I’m playing with the dog-breed data. I am not clear how size of images is handled by the fast.ai/pytorch library.
The images are generally rectangular 443 wide X 387 high.

The lecture said that ImageNet’s network was trained on pictures either 224x224 or 299x299.
So the average dog-breed picture is bigger than that, and not square.
Stealing boilerplate code from the teacher, I have:
sz=224
arch=resnext101_64  #epoch[1] accuracy = 0.9257   (his first run was 83.6%)
tfms = tfms_from_model(arch, sz, aug_tfms=transforms_side_on, max_zoom=1.1)
n = len(list(open(f'{PATH}labels.csv')))-1
val_idxs= get_cv_idxs(n)  #get cross validation indices  [should happen by default according to source]
data = ImageClassifierData.from_csv(PATH, folder='train', csv_fname=f'{PATH}labels.csv', tfms=tfms,
        suffix='.jpg', val_idxs=val_idxs, bs=32)  #reduced bs from 64
So what is going to happen?   is the tfms_from_model going to take every image, chop it square, and resize (up if it’s tiny,  or down if it’s big) to sz=224 pixels square?  Then data object will be entirely full of 224x224 pictures?
But I’m further-confused by the get_data(sz, bs) function the professor showed during his second lecture:
I call get_data() with the size and batch-size I need.  So I cannot understand what the conditional return does:  If the sz parameter >= 300, then leave the data object (which was set up with a tfms of sz > 300) alone and return it.  But if, for some reason, I specifed a sz less than 300,  apply .resize() directly to the data object and make it bigger ?340x340?

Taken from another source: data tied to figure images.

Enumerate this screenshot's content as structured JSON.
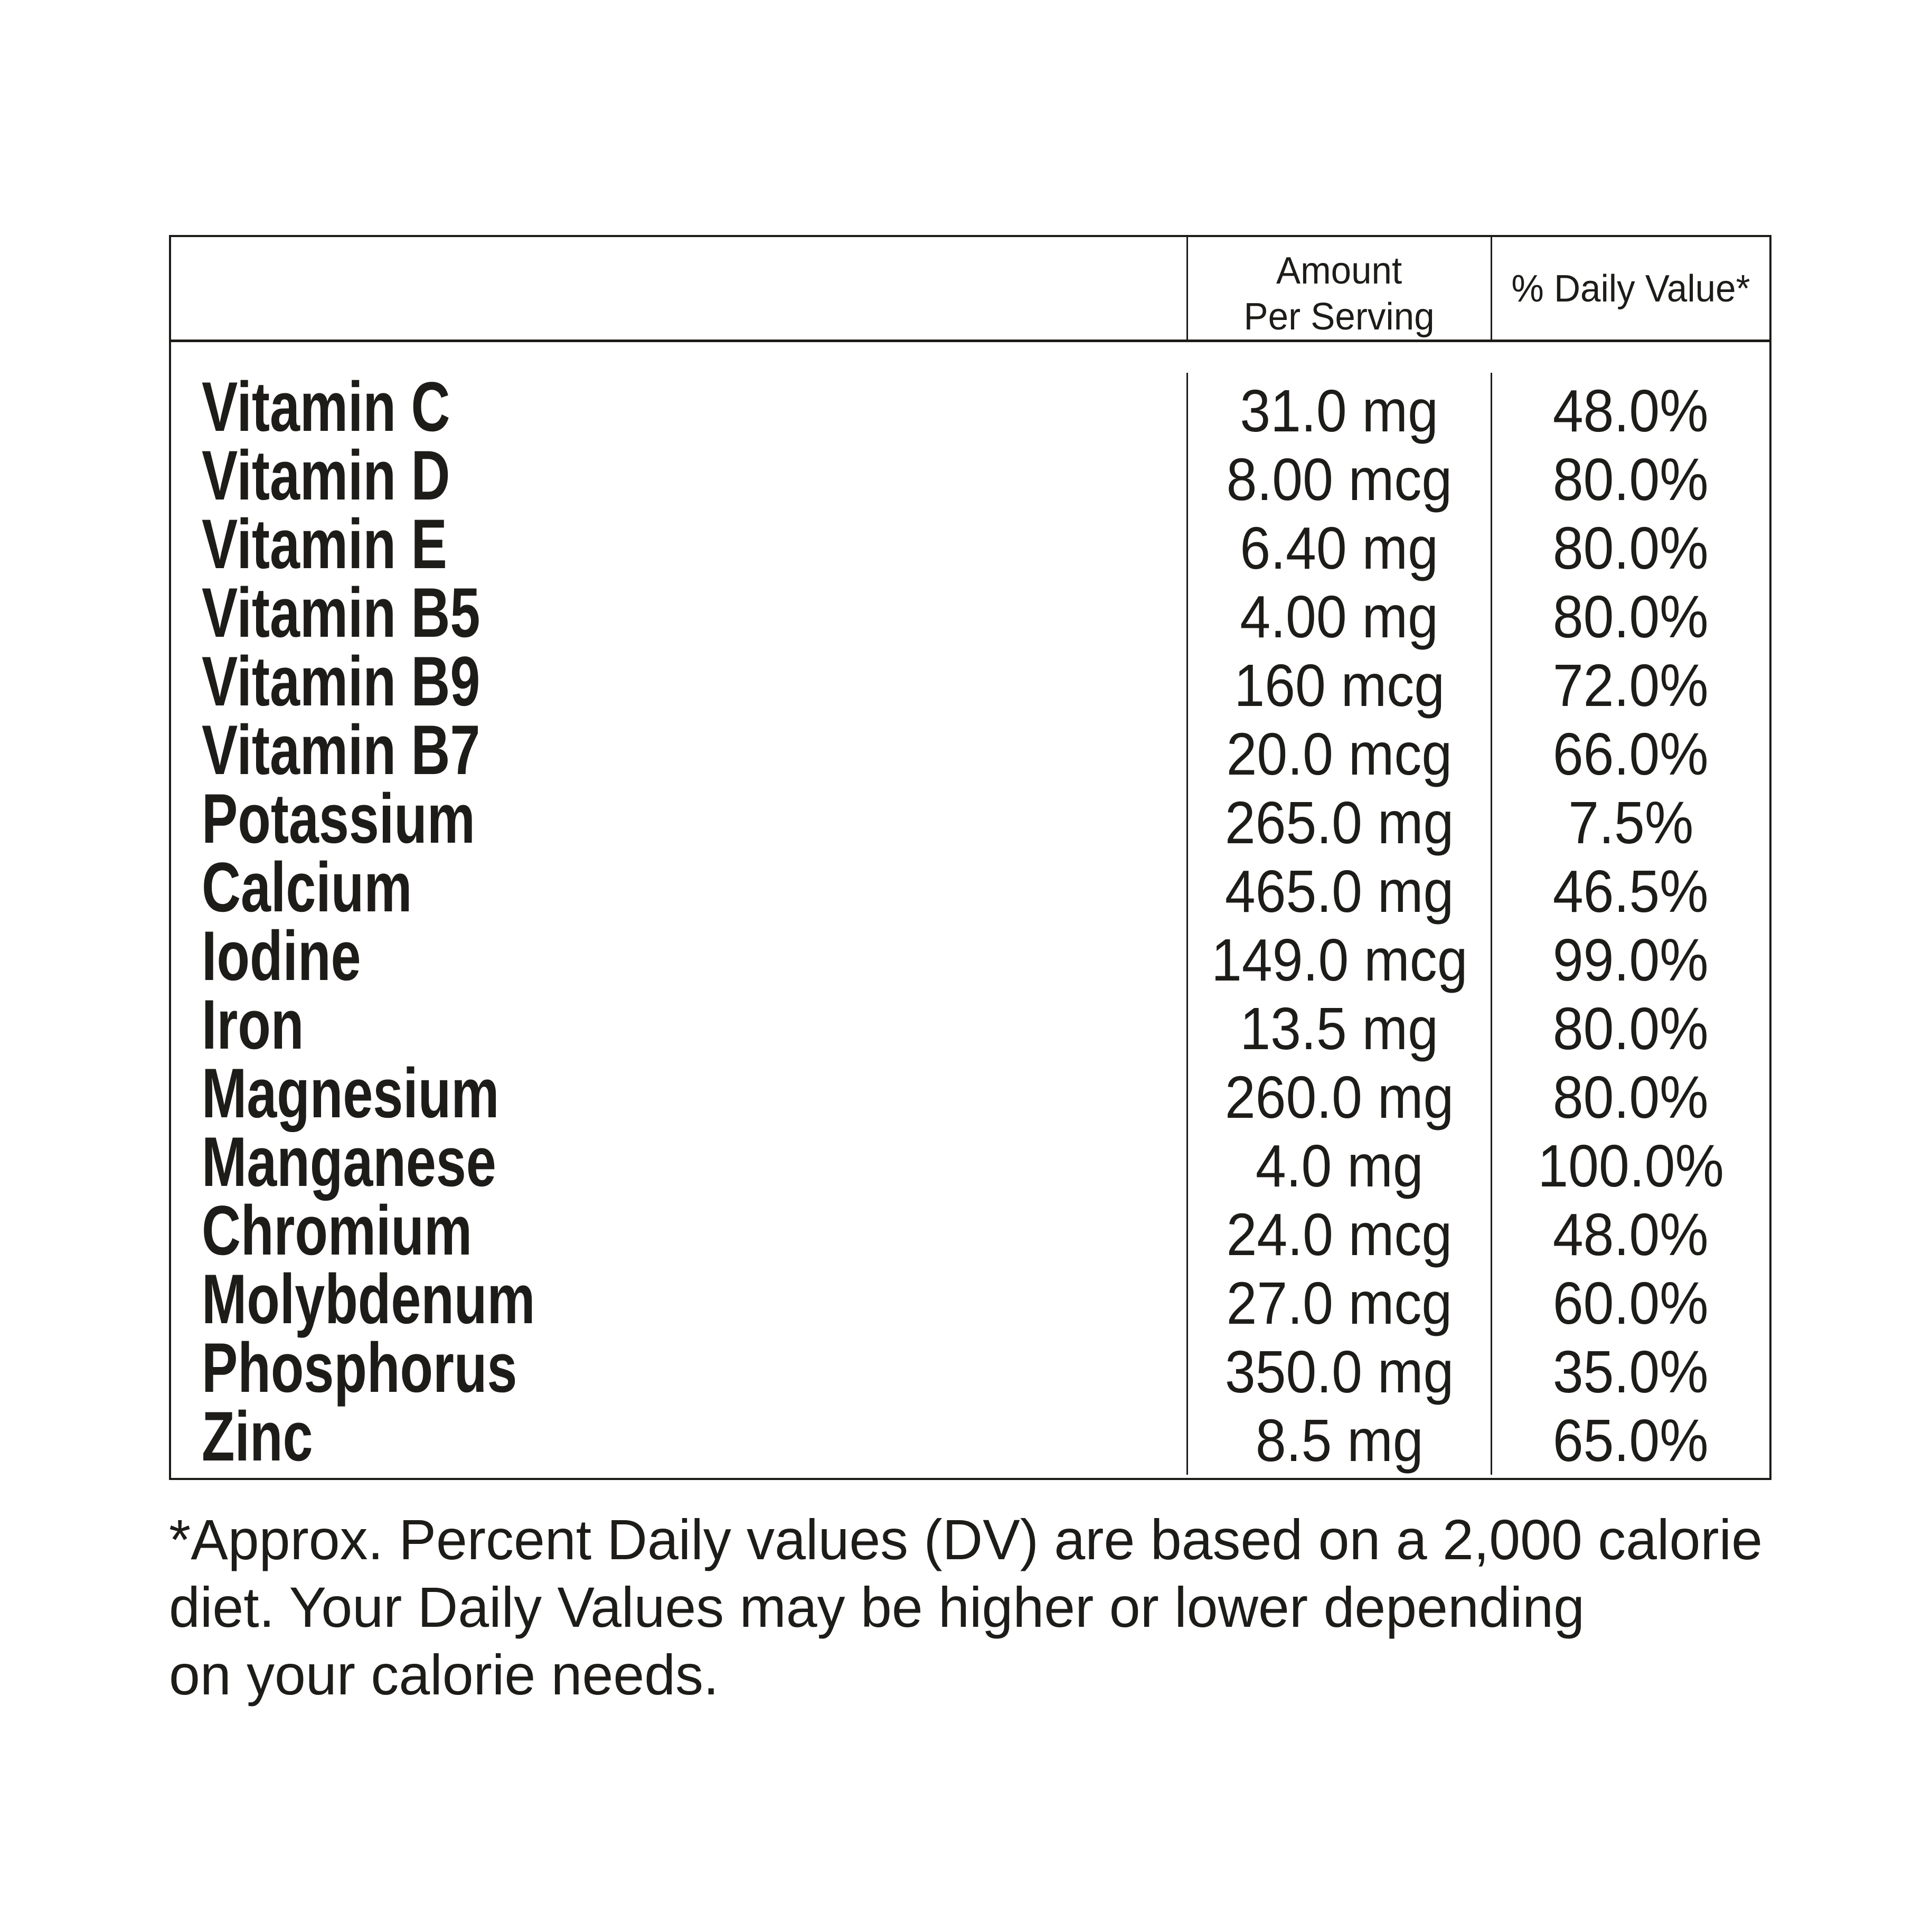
{
  "page": {
    "background_color": "#ffffff",
    "text_color": "#1d1c18",
    "line_color": "#1d1b17"
  },
  "table": {
    "header": {
      "amount_line1": "Amount",
      "amount_line2": "Per Serving",
      "daily_value": "% Daily Value*"
    },
    "rows": [
      {
        "name": "Vitamin C",
        "amount": "31.0 mg",
        "dv": "48.0%"
      },
      {
        "name": "Vitamin D",
        "amount": "8.00 mcg",
        "dv": "80.0%"
      },
      {
        "name": "Vitamin E",
        "amount": "6.40 mg",
        "dv": "80.0%"
      },
      {
        "name": "Vitamin B5",
        "amount": "4.00 mg",
        "dv": "80.0%"
      },
      {
        "name": "Vitamin B9",
        "amount": "160 mcg",
        "dv": "72.0%"
      },
      {
        "name": "Vitamin B7",
        "amount": "20.0 mcg",
        "dv": "66.0%"
      },
      {
        "name": "Potassium",
        "amount": "265.0 mg",
        "dv": "7.5%"
      },
      {
        "name": "Calcium",
        "amount": "465.0 mg",
        "dv": "46.5%"
      },
      {
        "name": "Iodine",
        "amount": "149.0 mcg",
        "dv": "99.0%"
      },
      {
        "name": "Iron",
        "amount": "13.5 mg",
        "dv": "80.0%"
      },
      {
        "name": "Magnesium",
        "amount": "260.0 mg",
        "dv": "80.0%"
      },
      {
        "name": "Manganese",
        "amount": "4.0 mg",
        "dv": "100.0%"
      },
      {
        "name": "Chromium",
        "amount": "24.0 mcg",
        "dv": "48.0%"
      },
      {
        "name": "Molybdenum",
        "amount": "27.0 mcg",
        "dv": "60.0%"
      },
      {
        "name": "Phosphorus",
        "amount": "350.0 mg",
        "dv": "35.0%"
      },
      {
        "name": "Zinc",
        "amount": "8.5 mg",
        "dv": "65.0%"
      }
    ]
  },
  "footnote": {
    "lines": [
      "*Approx. Percent Daily values (DV) are based on a 2,000 calorie",
      "diet. Your Daily Values may be higher or lower depending",
      "on your calorie needs."
    ]
  }
}
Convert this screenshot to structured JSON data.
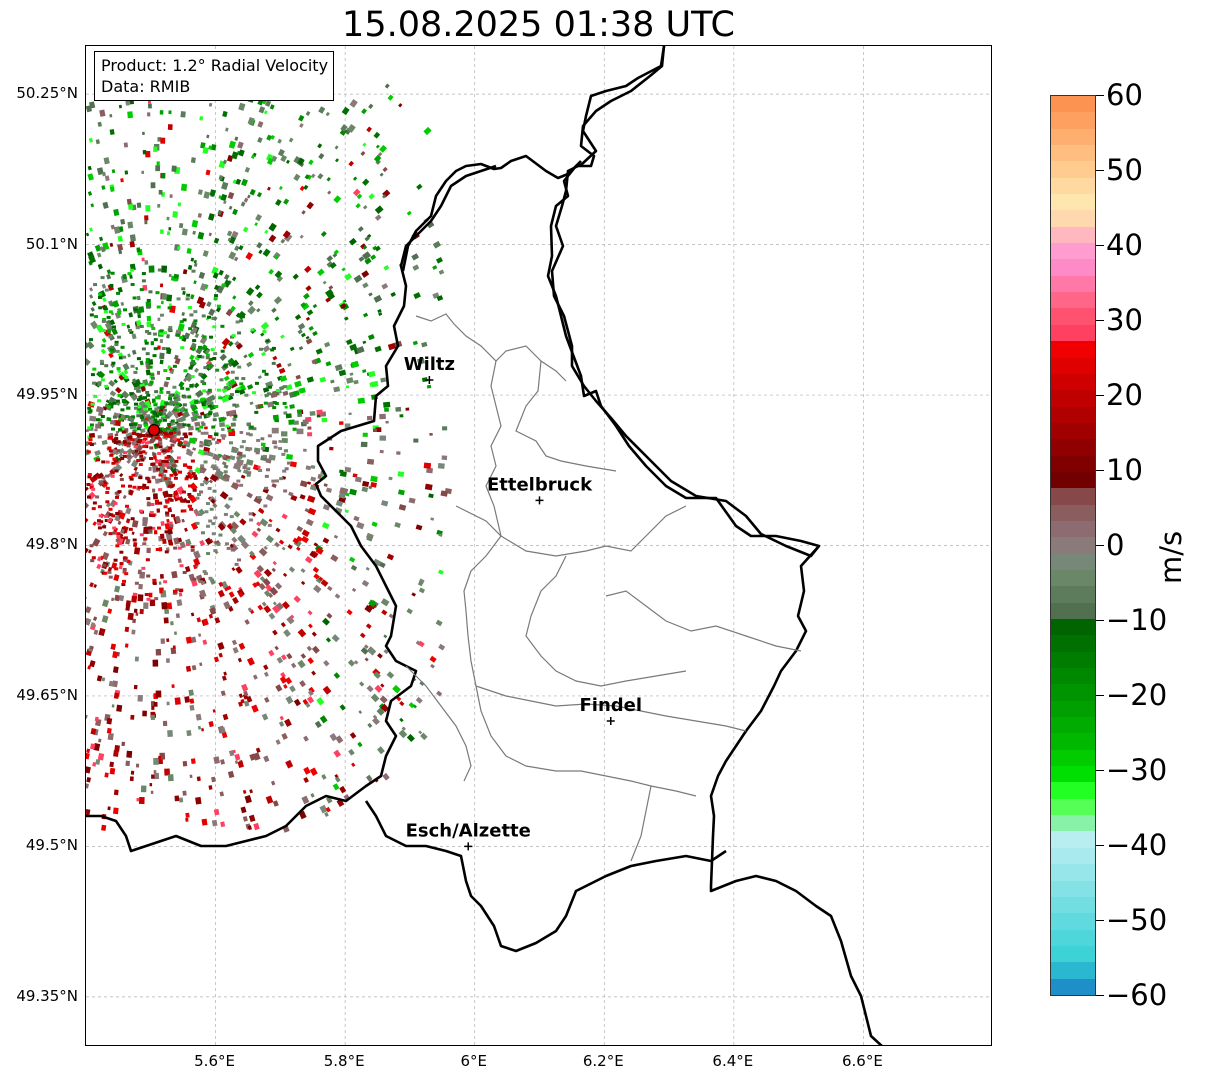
{
  "title": "15.08.2025 01:38 UTC",
  "info": {
    "product": "Product: 1.2° Radial Velocity",
    "data": "Data: RMIB"
  },
  "axes": {
    "lat_ticks": [
      "50.25°N",
      "50.1°N",
      "49.95°N",
      "49.8°N",
      "49.65°N",
      "49.5°N",
      "49.35°N"
    ],
    "lon_ticks": [
      "5.6°E",
      "5.8°E",
      "6°E",
      "6.2°E",
      "6.4°E",
      "6.6°E"
    ],
    "grid": true
  },
  "cities": [
    {
      "name": "Wiltz",
      "lon": 5.93,
      "lat": 49.965
    },
    {
      "name": "Ettelbruck",
      "lon": 6.1,
      "lat": 49.845
    },
    {
      "name": "Findel",
      "lon": 6.21,
      "lat": 49.625
    },
    {
      "name": "Esch/Alzette",
      "lon": 5.99,
      "lat": 49.5
    }
  ],
  "radar_site": {
    "lon": 5.505,
    "lat": 49.915
  },
  "colorbar": {
    "unit": "m/s",
    "min": -60,
    "max": 60,
    "tick_labels": [
      "60",
      "50",
      "40",
      "30",
      "20",
      "10",
      "0",
      "−10",
      "−20",
      "−30",
      "−40",
      "−50",
      "−60"
    ],
    "colors_top_to_bottom": [
      "#fd9350",
      "#fea160",
      "#feaf70",
      "#ffbd80",
      "#ffcb8f",
      "#ffd99f",
      "#ffe6ae",
      "#ffd8b0",
      "#ffb8c0",
      "#ff9cd0",
      "#ff8ac8",
      "#ff78a8",
      "#ff6688",
      "#ff5270",
      "#ff4060",
      "#f00000",
      "#e00000",
      "#d00000",
      "#c00000",
      "#b00000",
      "#a00000",
      "#900000",
      "#800000",
      "#730000",
      "#864848",
      "#8a5e5e",
      "#8c6c70",
      "#8b7a7a",
      "#788878",
      "#6a8868",
      "#5c7c5c",
      "#507050",
      "#006400",
      "#007000",
      "#007c00",
      "#008800",
      "#009400",
      "#00a000",
      "#00ac00",
      "#00b800",
      "#00cc00",
      "#00e000",
      "#22ff22",
      "#55ff55",
      "#88f2a8",
      "#b8eef0",
      "#a8eaee",
      "#96e6ea",
      "#84e2e6",
      "#72dee2",
      "#60dade",
      "#4ed6da",
      "#3cd2d6",
      "#2ab8d0",
      "#1f8fc8"
    ]
  }
}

Init signature: ImageClassifierData(path, datasets, bs, num_workers, classes)
Docstring:      <no docstring>
File:           ~/fastai/courses/dl1/fastai/dataset.py
Type:           type
Unfortunately there is no docstring for ImageClassifierData, so I don’t know what that function is trying to do,  or how it is different/overrides whatever tfms is doing.
I would appreciate if someone can explain how image size flows through the system and is handled.